My sister was not around much anymore at this stage. She is five years older than me and had been travelling quite a lot. She spent several months in America and then went to live and work in the UK. While in the UK she started dating an American she had met previously who was now living in the UK as well. They eventually got married and now have two beautiful daughters. It was only while working on writing this did I discover some of the mental health issues she went through at the time and what she did to seek help.  

You need to communicate

Mum had always told my sister and I to talk about what was on our minds, even if it wasn’t to her or dad, just talk to someone. For me this was conflicting because it was the 80’s and 90’s where I was regularly talked over the top of by other people and told things like, “Children should be seen and not heard”; “Big boys don’t cry”. With phrases like that drummed into me I just kept my mouth shut and bottling everything up.  

Eventually, albeit over a very long time, communicating started slowly coming to the forefront of my mind. I was already writing things down, they were only small notes, and usually anything I had to do with boats and the sea. They were not the sort of notes that would help me analyse my thoughts and my feelings when I really needed to though.

Now, as a parent and husband I find communication really is the key and we have solved so many problems by early and regular communication. You might feel weird or stupid sometimes talking to a baby or toddler because you don’t think they understand you but, they will grow with confidence knowing how to communicate and that you are there for them.

 What to do?

I finished college in 1997 and then in 1998 really struggled to find a job. I was constantly calling and sending letters to companies but never got a job offer. Dad was living back home at this stage and one day my parents told me I needed to go on the Dole (Centrelink). I hated the idea, the thought of me going on the Dole meant I was a failure, I thought I would never be any good at anything. I knew I didn’t want to go on the Dole but eventually I reluctantly took myself off to Centrelink to waste many hours waiting in line. I was given a little book to record all the names and numbers of the companies I was supposed to be calling, but I still couldn’t get a job. Mind you I got to the point I didn’t even call places I just looked names up in the Yellow Pages and wrote them down in the book.

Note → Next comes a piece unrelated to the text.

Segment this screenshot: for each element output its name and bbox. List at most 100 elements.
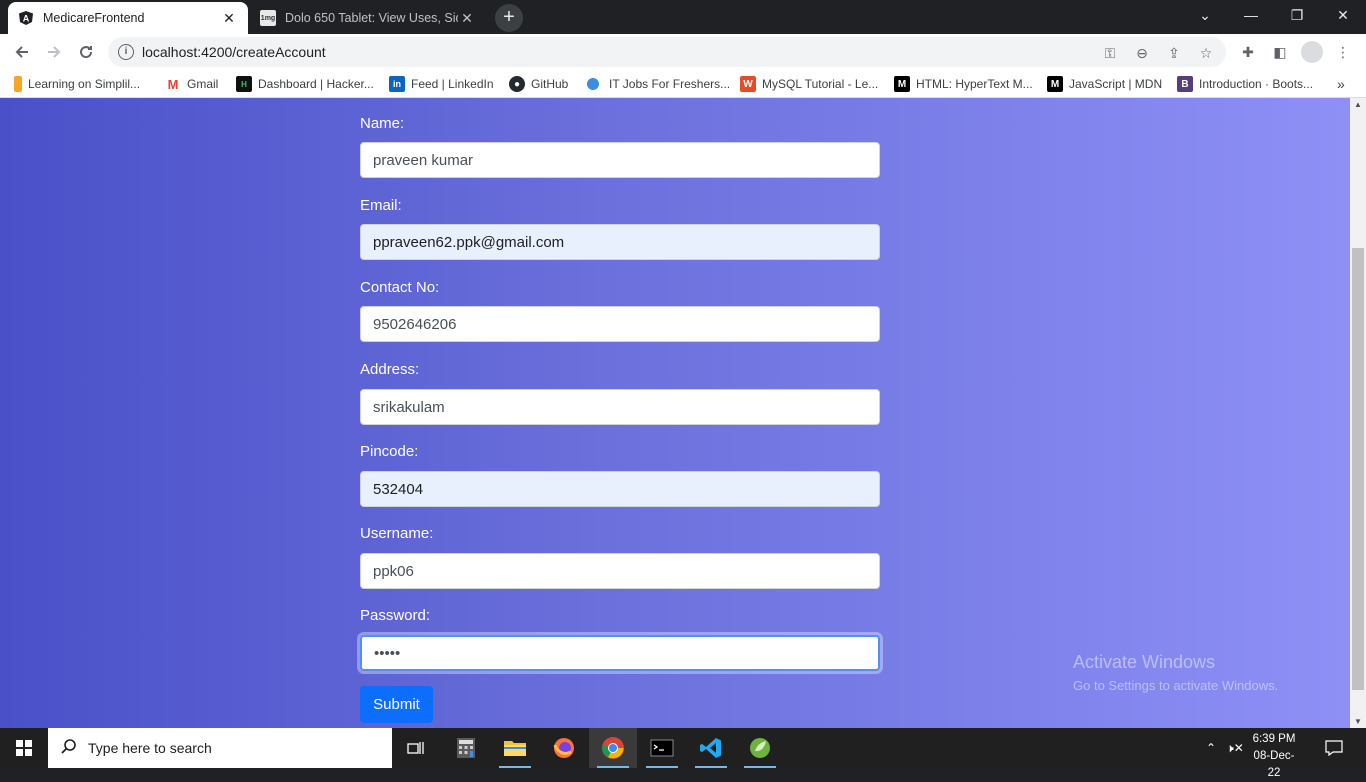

I wasn’t happy with life, I had never thought about suicide before; I didn’t have any real reason to but I had been out with the car one day and as I pulled back into the garage I sat there staring out down the driveway. I started to think about gassing myself in the car. What was the point in going on? I was a tall skinny boy who thought girls didn’t like me at all and I couldn’t get a job so what was the point in living? My sister was living her life and away all the time and mum and dad weren’t getting along. I felt I was nothing and useless. I started to think about the process of gassing myself when all of a sudden I imagined myself dead in the car and mum or dad coming home to find me. I thought about the impact it would have on them to find me like that. With tears streaming down my face I turned the car off, got out and went on with living.

I never mentioned it to anyone; suicide wasn’t the sort of thing to talk about in those days. A few weeks later dad managed to get me a part time job working in the oil store at the petroleum depot he worked at. I was so thankful I didn’t have to stay on the Dole. After my first day working at the depot I came home dirty and tired but I had the biggest smile on my face from finally getting paid for a hard day’s work, I had started to feel a sense of purpose I hadn’t felt for quite a while. Over 15 years later I finally mentioned to dad about the day I thought of committing suicide and he told me they knew I wasn’t in a very good frame of mind and he had moved the keys to the gun safe so I couldn’t get to the guns. I had grown up around guns and at no point did I even consider trying to use one to end my life. All these years later and it is amazing to think how times have changed so much to the point where we openly talk about mental health and suicide on a daily basis in society, yet years ago there is no way people would mention it; and the suicide prevention method was to move the keys to a gun safe.